It has not been a good year so far for North Atlantic right whales. The endangered animals have their calves off the coast of Georgia, and officials have seen only three calves so far.
In good years, back in the 2000s, wildlife biologist Clay George says there were 22 to 24 calves in a season, but there's been a downward trend over the past five years.
Now, George says, he's reminded of the late 90s, when there were very few calves, and the adult whales didn't look healthy.
“Animals were visibly skinnier and appeared to be in poor health with skin lesions and things of that nature,” says George, who’s with the Georgia Department of Natural Resource. “We've been seeing some animals that look like that.”
He says the whales may not be getting enough food. They eat tiny crustaceans, called copepods.
The worst year was 1999, when there was just one calf.
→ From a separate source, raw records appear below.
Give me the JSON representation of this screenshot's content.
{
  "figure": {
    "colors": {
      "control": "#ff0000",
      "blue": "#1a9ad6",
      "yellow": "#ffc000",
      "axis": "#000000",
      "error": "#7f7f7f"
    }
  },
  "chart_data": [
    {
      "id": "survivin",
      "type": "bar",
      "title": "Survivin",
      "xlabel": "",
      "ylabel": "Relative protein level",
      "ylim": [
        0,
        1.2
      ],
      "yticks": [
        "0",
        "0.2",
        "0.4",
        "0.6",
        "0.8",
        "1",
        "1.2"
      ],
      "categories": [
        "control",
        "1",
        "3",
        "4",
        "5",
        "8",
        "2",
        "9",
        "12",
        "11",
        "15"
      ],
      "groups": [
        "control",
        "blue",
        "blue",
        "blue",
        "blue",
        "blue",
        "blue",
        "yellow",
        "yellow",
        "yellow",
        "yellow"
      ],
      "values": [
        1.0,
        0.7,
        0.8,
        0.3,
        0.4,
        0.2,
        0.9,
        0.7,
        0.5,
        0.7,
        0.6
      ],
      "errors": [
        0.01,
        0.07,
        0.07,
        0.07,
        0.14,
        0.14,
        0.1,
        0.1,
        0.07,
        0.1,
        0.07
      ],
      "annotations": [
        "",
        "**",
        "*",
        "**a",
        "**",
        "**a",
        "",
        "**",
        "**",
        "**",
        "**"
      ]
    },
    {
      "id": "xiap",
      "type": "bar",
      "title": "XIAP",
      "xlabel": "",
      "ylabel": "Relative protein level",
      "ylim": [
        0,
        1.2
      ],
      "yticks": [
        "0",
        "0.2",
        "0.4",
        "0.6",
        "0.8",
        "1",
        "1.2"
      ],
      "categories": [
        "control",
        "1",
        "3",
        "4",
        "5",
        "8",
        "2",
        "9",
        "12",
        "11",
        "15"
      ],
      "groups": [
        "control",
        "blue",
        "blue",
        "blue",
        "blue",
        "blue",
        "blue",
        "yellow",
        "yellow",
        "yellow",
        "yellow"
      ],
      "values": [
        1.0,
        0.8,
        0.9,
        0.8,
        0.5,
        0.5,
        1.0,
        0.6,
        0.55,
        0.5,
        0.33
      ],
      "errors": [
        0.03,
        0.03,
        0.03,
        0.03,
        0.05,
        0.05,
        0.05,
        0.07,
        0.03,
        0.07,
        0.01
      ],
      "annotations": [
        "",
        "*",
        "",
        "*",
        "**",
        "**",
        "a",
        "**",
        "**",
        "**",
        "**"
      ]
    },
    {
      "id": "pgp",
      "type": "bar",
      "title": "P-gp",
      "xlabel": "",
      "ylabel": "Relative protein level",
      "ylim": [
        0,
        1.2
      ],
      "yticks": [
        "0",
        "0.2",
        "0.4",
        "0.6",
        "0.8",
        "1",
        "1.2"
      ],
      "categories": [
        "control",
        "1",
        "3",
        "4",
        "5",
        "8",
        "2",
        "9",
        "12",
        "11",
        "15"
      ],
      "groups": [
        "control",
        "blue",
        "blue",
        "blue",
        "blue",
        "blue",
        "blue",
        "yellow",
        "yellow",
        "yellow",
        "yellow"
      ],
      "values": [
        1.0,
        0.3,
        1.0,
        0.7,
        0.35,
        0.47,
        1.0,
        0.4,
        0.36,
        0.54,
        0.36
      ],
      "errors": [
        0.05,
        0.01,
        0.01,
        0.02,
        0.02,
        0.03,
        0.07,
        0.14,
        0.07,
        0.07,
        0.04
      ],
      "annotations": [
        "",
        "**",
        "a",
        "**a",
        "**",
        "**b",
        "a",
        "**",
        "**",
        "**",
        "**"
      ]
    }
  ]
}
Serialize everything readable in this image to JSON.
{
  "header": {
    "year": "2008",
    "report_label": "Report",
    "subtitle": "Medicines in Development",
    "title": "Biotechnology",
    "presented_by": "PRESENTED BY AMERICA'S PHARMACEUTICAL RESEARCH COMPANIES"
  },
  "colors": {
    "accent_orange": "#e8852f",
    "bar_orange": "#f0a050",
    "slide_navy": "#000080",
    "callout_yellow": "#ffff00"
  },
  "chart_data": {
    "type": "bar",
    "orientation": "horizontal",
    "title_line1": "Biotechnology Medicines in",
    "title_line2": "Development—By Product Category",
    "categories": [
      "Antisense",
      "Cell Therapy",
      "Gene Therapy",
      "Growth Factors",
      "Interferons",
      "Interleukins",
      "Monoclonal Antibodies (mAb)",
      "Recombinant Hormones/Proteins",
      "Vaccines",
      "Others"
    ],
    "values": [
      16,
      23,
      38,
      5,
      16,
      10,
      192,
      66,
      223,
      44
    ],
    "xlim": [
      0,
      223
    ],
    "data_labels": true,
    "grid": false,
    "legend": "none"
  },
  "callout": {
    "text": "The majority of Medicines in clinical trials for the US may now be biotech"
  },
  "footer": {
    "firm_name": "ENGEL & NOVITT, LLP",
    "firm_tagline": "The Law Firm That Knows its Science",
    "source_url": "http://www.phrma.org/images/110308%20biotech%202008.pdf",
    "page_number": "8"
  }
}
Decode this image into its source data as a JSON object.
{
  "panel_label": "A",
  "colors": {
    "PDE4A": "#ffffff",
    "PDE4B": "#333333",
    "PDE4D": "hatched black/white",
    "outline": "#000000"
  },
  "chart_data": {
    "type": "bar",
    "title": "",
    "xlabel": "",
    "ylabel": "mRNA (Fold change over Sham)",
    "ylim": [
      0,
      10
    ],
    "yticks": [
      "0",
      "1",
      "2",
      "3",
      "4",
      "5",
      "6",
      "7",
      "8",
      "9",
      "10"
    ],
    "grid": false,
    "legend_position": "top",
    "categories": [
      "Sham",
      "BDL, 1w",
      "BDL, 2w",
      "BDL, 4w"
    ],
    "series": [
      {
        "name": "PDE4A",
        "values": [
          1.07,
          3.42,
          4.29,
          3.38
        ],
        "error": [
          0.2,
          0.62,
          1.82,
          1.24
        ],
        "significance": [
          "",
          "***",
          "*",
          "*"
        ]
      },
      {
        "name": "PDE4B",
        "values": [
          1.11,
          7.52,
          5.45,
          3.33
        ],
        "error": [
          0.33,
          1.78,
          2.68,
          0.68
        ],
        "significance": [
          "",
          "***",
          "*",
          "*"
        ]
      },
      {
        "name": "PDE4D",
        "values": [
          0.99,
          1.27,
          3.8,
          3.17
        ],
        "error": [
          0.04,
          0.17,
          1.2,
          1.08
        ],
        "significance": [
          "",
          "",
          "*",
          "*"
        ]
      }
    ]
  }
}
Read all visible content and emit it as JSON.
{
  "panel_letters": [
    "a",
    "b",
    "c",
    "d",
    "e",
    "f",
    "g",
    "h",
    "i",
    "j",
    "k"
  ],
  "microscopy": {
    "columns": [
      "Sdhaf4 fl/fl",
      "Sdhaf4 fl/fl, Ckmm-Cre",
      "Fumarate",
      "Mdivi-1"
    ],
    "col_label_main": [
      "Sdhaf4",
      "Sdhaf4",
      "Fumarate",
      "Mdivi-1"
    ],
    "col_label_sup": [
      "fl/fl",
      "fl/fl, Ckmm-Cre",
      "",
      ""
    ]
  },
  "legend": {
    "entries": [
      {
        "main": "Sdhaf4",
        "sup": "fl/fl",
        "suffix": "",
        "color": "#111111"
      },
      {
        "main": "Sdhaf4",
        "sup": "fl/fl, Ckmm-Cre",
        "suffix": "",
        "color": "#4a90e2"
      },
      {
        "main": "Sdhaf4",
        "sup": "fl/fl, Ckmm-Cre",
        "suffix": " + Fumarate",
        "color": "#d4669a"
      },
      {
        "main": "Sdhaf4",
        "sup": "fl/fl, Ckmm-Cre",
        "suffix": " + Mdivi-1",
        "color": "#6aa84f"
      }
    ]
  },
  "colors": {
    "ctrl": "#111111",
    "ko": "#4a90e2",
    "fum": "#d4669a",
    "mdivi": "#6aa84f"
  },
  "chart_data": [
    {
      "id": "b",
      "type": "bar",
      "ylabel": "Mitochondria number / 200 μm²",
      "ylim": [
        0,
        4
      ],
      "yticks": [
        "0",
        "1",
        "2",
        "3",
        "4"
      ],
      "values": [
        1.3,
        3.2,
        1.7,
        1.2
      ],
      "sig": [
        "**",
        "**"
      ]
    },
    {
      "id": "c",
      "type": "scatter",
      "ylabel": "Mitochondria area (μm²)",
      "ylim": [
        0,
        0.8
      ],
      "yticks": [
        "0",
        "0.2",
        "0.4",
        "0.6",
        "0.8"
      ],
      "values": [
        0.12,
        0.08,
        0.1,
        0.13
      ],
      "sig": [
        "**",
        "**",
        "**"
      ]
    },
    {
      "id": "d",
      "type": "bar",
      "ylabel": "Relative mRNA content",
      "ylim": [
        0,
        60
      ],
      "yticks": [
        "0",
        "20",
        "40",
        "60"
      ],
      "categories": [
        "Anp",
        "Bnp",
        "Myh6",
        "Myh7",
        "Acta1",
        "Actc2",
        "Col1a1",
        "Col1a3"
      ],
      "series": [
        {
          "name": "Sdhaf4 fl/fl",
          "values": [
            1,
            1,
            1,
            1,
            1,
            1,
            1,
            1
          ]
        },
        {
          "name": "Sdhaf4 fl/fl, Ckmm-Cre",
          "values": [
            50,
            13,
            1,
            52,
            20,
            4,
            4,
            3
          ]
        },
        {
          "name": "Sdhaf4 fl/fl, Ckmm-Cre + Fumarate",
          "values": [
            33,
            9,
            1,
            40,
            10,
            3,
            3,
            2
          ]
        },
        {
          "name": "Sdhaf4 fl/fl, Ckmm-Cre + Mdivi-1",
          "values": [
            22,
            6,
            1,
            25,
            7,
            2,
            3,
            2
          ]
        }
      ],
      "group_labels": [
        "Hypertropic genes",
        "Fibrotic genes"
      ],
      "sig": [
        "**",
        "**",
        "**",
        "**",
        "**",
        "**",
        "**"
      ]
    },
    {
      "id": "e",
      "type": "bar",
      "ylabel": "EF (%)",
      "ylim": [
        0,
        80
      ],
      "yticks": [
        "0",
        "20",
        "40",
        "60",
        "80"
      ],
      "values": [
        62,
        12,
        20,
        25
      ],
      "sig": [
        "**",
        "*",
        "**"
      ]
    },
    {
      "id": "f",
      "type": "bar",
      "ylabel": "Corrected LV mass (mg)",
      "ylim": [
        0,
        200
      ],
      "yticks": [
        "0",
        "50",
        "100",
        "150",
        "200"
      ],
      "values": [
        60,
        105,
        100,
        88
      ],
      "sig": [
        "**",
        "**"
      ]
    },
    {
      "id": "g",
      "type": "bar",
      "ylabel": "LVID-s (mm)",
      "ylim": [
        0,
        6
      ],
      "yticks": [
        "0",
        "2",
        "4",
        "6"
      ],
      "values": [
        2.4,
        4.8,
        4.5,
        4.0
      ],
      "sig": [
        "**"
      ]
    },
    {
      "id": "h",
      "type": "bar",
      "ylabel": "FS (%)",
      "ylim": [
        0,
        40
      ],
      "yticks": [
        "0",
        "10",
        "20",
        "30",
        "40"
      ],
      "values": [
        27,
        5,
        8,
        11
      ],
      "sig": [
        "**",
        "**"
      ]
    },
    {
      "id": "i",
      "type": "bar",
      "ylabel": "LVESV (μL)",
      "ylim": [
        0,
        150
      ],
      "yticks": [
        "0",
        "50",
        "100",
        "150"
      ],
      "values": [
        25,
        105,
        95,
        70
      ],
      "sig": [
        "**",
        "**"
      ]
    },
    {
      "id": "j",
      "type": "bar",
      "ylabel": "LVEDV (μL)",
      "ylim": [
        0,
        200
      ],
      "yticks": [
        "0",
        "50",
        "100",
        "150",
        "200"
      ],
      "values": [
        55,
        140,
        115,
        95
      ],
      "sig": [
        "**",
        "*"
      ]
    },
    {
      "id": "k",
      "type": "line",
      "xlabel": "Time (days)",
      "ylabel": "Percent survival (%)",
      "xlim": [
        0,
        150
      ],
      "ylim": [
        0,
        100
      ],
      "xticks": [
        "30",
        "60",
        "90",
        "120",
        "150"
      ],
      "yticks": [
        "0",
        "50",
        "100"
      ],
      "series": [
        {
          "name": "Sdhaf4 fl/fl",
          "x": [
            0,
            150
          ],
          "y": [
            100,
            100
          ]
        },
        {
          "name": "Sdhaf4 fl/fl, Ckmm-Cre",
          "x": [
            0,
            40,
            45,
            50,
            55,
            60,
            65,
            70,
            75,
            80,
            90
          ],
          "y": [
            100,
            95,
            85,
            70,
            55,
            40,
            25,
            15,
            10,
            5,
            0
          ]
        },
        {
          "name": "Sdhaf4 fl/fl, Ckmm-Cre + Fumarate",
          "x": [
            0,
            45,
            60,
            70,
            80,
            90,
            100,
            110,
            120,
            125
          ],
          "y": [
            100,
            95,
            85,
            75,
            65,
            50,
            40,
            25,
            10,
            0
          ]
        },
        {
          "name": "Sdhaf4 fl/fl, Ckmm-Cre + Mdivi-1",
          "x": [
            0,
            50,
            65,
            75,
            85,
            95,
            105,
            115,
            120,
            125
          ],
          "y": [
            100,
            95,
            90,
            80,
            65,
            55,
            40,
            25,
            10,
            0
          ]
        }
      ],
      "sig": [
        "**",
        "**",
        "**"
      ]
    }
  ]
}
If the number stays at three, George says this will be the second-worst year since officials began tracking the whales in the early 1980s.
Calving season for the whales typically lasts from December through March. George says officials have not seen any breeding-age females other than the three with calves.
“In most years, over half the females would already be here,” he says. “So it's possible that some more will show up, but each week that goes by it's looking less and less likely.”
There are about 450 North Atlantic right whales, and about 100 of them are breeding females, George says.
The whaling industry almost drove the North Atlantic right whale to extinction. Now, George says, whales can be killed when they're hit by ships or get tangled in fishing gear.